Johann Friedrich Horner (27 March 1831 - 20 December 1886) was an ophthalmologist based at the University of Zurich, Switzerland.

== Biography ==
Horner was born in Zurich. After receiving his medical degree from the University of Zurich in 1854, he continued his studies in Vienna, where he learned ophthalmoscopy from Eduard Jäger von Jaxtthal (1818–1884), and in Berlin, where he served as an assistant to ophthalmologist Albrecht von Graefe (1828–1870). It was during this time that Horner decided to become an ophthalmologist himself.

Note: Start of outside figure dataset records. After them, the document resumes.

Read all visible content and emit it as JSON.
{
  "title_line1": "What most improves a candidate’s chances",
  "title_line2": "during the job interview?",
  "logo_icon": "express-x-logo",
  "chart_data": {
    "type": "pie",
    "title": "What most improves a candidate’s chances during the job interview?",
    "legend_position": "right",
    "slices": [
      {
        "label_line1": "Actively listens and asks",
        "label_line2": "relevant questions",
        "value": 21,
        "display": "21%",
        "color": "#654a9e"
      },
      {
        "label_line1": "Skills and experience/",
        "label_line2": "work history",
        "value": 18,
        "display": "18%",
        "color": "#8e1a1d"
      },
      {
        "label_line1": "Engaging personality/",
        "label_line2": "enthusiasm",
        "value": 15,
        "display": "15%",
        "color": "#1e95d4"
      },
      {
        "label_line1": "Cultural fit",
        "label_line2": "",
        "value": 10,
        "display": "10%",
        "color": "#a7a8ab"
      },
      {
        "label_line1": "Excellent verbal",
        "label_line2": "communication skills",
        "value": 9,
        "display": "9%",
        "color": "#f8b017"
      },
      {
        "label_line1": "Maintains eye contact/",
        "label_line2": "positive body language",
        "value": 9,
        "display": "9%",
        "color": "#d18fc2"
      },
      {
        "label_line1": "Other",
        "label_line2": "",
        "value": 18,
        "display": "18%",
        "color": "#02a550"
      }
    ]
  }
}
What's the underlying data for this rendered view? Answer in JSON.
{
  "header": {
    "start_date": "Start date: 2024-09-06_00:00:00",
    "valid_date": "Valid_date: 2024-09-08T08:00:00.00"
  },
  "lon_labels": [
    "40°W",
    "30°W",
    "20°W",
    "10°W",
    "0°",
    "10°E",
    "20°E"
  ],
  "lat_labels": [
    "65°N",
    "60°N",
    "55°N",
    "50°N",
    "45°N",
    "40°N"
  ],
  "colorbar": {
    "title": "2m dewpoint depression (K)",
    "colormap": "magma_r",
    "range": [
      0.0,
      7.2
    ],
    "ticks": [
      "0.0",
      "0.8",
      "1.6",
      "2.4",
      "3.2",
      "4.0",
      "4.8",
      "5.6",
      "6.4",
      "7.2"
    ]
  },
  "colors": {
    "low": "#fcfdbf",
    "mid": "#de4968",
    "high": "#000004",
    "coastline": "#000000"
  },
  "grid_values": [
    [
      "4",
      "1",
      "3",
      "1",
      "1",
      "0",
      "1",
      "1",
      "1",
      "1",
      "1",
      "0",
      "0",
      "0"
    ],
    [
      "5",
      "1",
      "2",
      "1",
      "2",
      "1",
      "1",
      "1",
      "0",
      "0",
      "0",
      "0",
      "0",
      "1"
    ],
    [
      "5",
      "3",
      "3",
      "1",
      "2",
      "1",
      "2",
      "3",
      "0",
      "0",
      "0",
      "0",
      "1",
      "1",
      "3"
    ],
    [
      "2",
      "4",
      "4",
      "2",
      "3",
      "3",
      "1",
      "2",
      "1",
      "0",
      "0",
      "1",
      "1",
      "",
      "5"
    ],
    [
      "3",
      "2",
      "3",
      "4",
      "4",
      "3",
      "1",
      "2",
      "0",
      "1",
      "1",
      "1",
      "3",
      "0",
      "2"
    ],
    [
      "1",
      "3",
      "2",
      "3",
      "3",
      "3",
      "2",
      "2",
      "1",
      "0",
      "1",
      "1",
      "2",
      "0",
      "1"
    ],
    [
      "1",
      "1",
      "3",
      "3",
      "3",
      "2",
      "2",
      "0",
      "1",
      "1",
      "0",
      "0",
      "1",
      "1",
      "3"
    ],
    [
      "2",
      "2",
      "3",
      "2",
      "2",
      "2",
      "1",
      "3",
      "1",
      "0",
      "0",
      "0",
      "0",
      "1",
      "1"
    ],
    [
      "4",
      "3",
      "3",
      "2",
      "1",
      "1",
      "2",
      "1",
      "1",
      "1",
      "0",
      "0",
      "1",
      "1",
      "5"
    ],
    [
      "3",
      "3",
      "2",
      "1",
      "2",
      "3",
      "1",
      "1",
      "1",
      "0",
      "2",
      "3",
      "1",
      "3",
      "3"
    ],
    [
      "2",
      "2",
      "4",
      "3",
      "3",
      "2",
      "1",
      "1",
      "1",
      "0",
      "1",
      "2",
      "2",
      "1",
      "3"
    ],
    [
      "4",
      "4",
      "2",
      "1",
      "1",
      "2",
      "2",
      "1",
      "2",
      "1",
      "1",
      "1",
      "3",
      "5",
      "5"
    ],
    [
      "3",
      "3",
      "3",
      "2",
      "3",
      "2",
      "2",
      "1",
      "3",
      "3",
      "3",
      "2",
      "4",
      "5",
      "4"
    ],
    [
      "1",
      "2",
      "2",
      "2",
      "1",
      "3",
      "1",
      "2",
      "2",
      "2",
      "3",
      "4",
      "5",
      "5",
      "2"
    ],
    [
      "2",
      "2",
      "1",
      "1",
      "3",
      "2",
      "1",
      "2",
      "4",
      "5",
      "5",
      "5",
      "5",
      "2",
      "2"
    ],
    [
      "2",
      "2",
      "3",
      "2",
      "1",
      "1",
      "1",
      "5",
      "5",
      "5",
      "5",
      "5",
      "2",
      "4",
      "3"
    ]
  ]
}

He returned to Zurich in 1856, and later opened his own eye clinic named "Hottinghof".

Horner became a full professor of ophthalmology in 1873. After his death in 1886, his position at the University of Zurich was filled by Otto Haab (1850–1931).

Horner's syndrome, a disorder of the sympathetic nervous system, was named after him following his description of the condition in 1869. His name is also associated with "Horner's muscle", the lacrimal portion of the orbicularis oculi muscle that is sometimes referred to as the "tensor tarsi muscle". With Alexios Trantas (1867–1960), the "Horner-Trantas spots" are named, being defined as small whitish-yellow chalky concretions of the conjunctiva around the corneal limbus

He was the author of numerous articles on ophthalmic medicine, published in Carl Wilhelm von Zehender's Klinische Monatsblatt für Augenheilkunde.